People in conversation

Rethinking the Expert Mentality

I’m starting to notice trainings and presentations that offer mediators and negotiators insights into how the brain works. The idea is that this knowledge will help them be more successful in getting people to a positive result. The emphasis seems to be on improved techniques for practicing on the clients.

This strikes me as something like traditional Western medical practice—fast disappearing—where the all-knowing expert delivers a pill or treatment that makes patients better but no wiser about what got them into trouble or how they might prevent or mitigate another illness or injury. In this model, the expert is the “fixer” who maintains secret knowledge that she applies to an injured and suffering person, and voila! All fixed. No questions asked.

What’s replacing this approach in the medical field is the idea that professionals and patients are co-creators of health. Providers invite patients into active responsibility for their well-being. I’d like to see all the various practice streams in our field embrace the notion that we too are co-creators of health—of the healthy relationships, organizations, business environments, communities, and governance systems that make up a healthy society and a well-functioning democracy.

But wait! Isn’t this big picture thinking just too distracting?! We practitioners have concrete situations to deal with—and clients, communities and funders who expect us to create immediate, positive results. It’s natural to get focused on the goal of immediate progress (however we define that) and what we—the experts—can do to bring it about as quickly as we can.

I think it’s possible to set an additional intention for our practice (borrowing a phrase from my yoga teachers) that doesn’t compromise our other goals: we can provide participants with deeper understanding of the processes in which we engage them. What is happening and why?

Does this mean turning every mediation, dialogue, or facilitated meeting into a training? No, it doesn’t.

It may mean letting people in on some of the ideas behind what they’ve been asked to do: explaining what communications agreements achieve, and why certain questions invite reflection.

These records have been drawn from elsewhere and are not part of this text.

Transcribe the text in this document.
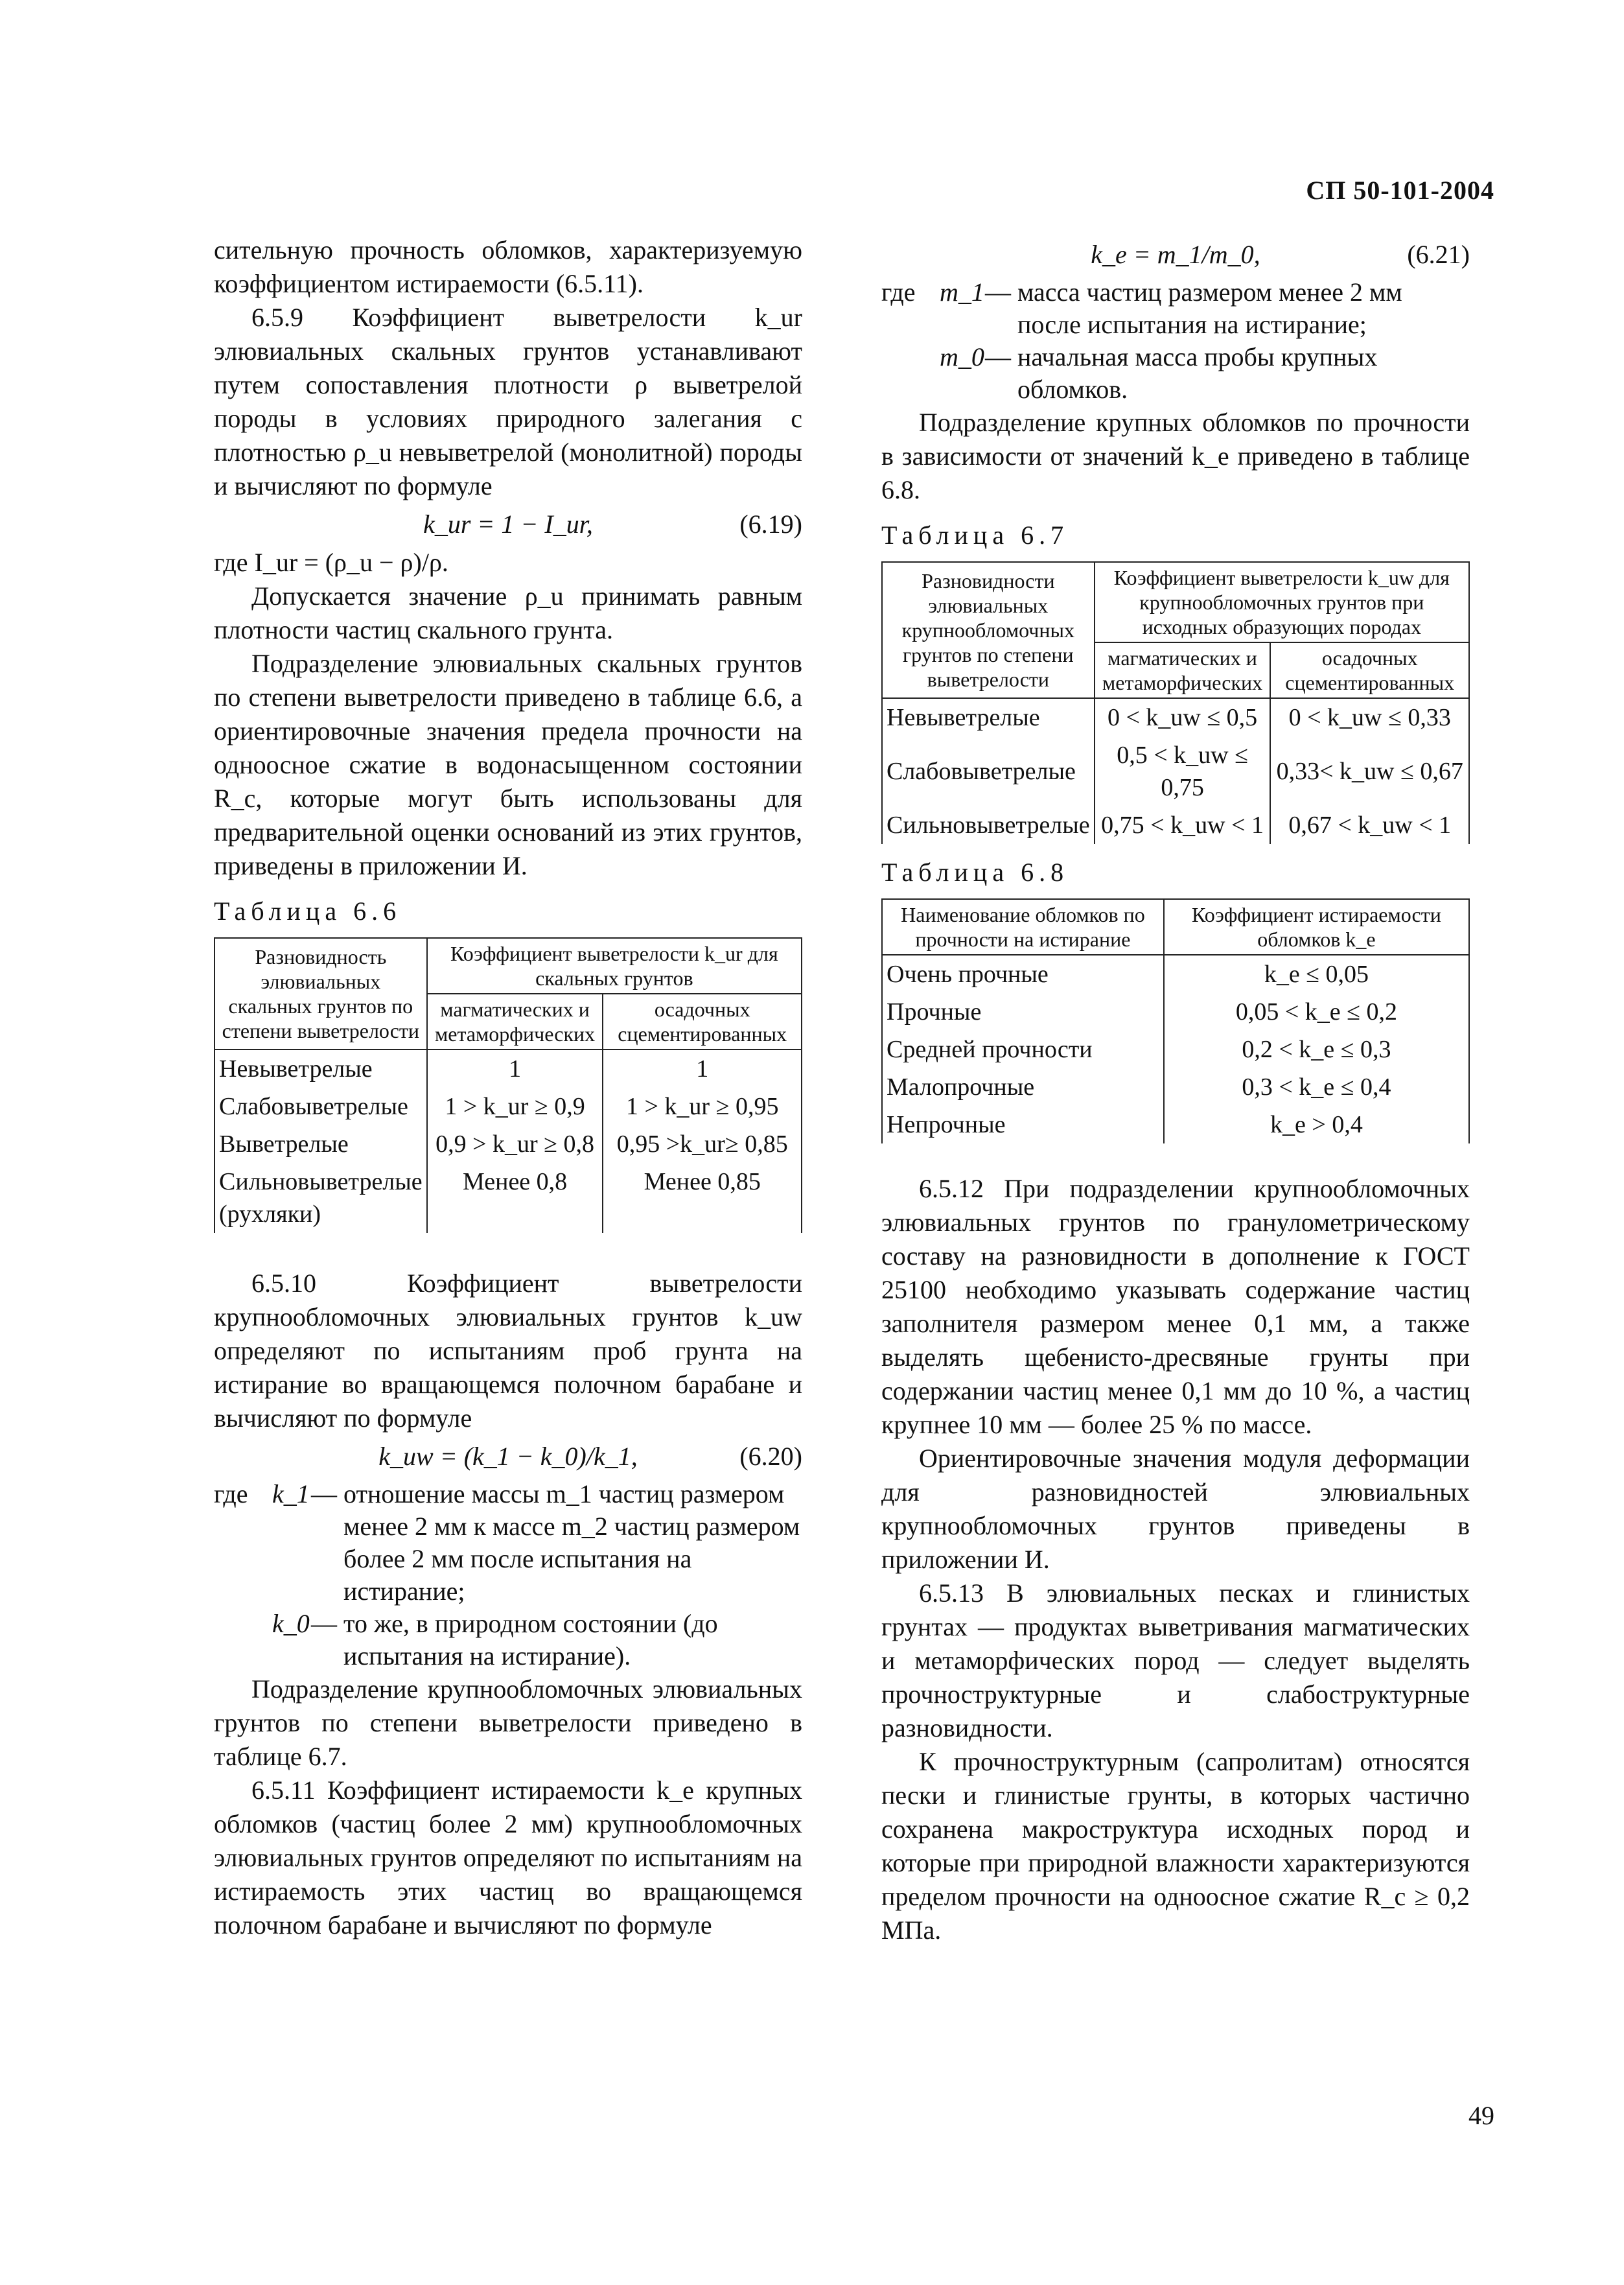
СП 50-101-2004

сительную прочность обломков, характеризуемую коэффициентом истираемости (6.5.11).

6.5.9 Коэффициент выветрелости k_ur элювиальных скальных грунтов устанавливают путем сопоставления плотности ρ выветрелой породы в условиях природного залегания с плотностью ρ_u невыветрелой (монолитной) породы и вычисляют по формуле

k_ur = 1 − I_ur,	(6.19)

где I_ur = (ρ_u − ρ)/ρ.

Допускается значение ρ_u принимать равным плотности частиц скального грунта.

Подразделение элювиальных скальных грунтов по степени выветрелости приведено в таблице 6.6, а ориентировочные значения предела прочности на одноосное сжатие в водонасыщенном состоянии R_c, которые могут быть использованы для предварительной оценки оснований из этих грунтов, приведены в приложении И.

Таблица 6.6
Разновидность элювиальных скальных грунтов по степени выветрелости	Коэффициент выветрелости k_ur для скальных грунтов	
	магматических и метаморфических	осадочных сцементированных
Невыветрелые	1	1
Слабовыветрелые	1 > k_ur ≥ 0,9	1 > k_ur ≥ 0,95
Выветрелые	0,9 > k_ur ≥ 0,8	0,95 >k_ur≥ 0,85
Сильновыветрелые (рухляки)	Менее 0,8	Менее 0,85

6.5.10 Коэффициент выветрелости крупнообломочных элювиальных грунтов k_uw определяют по испытаниям проб грунта на истирание во вращающемся полочном барабане и вычисляют по формуле

k_uw = (k_1 − k_0)/k_1,	(6.20)
где	k_1	—	отношение массы m_1 частиц размером менее 2 мм к массе m_2 частиц размером более 2 мм после испытания на истирание;
	k_0	—	то же, в природном состоянии (до испытания на истирание).

Подразделение крупнообломочных элювиальных грунтов по степени выветрелости приведено в таблице 6.7.

6.5.11 Коэффициент истираемости k_e крупных обломков (частиц более 2 мм) крупнообломочных элювиальных грунтов определяют по испытаниям на истираемость этих частиц во вращающемся полочном барабане и вычисляют по формуле

k_e = m_1/m_0,	(6.21)
где	m_1	—	масса частиц размером менее 2 мм после испытания на истирание;
	m_0	—	начальная масса пробы крупных обломков.

Подразделение крупных обломков по прочности в зависимости от значений k_e приведено в таблице 6.8.

Таблица 6.7
Разновидности элювиальных крупнообломочных грунтов по степени выветрелости	Коэффициент выветрелости k_uw для крупнообломочных грунтов при исходных образующих породах	
	магматических и метаморфических	осадочных сцементированных
Невыветрелые	0 < k_uw ≤ 0,5	0 < k_uw ≤ 0,33
Слабовыветрелые	0,5 < k_uw ≤ 0,75	0,33< k_uw ≤ 0,67
Сильновыветрелые	0,75 < k_uw < 1	0,67 < k_uw < 1
Таблица 6.8
Наименование обломков по прочности на истирание	Коэффициент истираемости обломков k_e
Очень прочные	k_e ≤ 0,05
Прочные	0,05 < k_e ≤ 0,2
Средней прочности	0,2 < k_e ≤ 0,3
Малопрочные	0,3 < k_e ≤ 0,4
Непрочные	k_e > 0,4

6.5.12 При подразделении крупнообломочных элювиальных грунтов по гранулометрическому составу на разновидности в дополнение к ГОСТ 25100 необходимо указывать содержание частиц заполнителя размером менее 0,1 мм, а также выделять щебенисто-дресвяные грунты при содержании частиц менее 0,1 мм до 10 %, а частиц крупнее 10 мм — более 25 % по массе.

Ориентировочные значения модуля деформации для разновидностей элювиальных крупнообломочных грунтов приведены в приложении И.

6.5.13 В элювиальных песках и глинистых грунтах — продуктах выветривания магматических и метаморфических пород — следует выделять прочноструктурные и слабоструктурные разновидности.

К прочноструктурным (сапролитам) относятся пески и глинистые грунты, в которых частично сохранена макроструктура исходных пород и которые при природной влажности характеризуются пределом прочности на одноосное сжатие R_c ≥ 0,2 МПа.

49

It means seeking greater awareness by participants of their own abilities to contribute constructively—abilities that they perhaps didn’t see or value before, like an ability to listen, to speak so they’re heard, to manage a strong trigger, or to gain understanding of a radically different point of view.

When we resist the expert mentality, we can let people in on the choices under their control—and hope that by some small measure they’ll leave our processes better equipped to be bridge-builders, problem-solvers, and peacemakers.

Mary Jacksteit is an Associate Emerita of Essential Partners.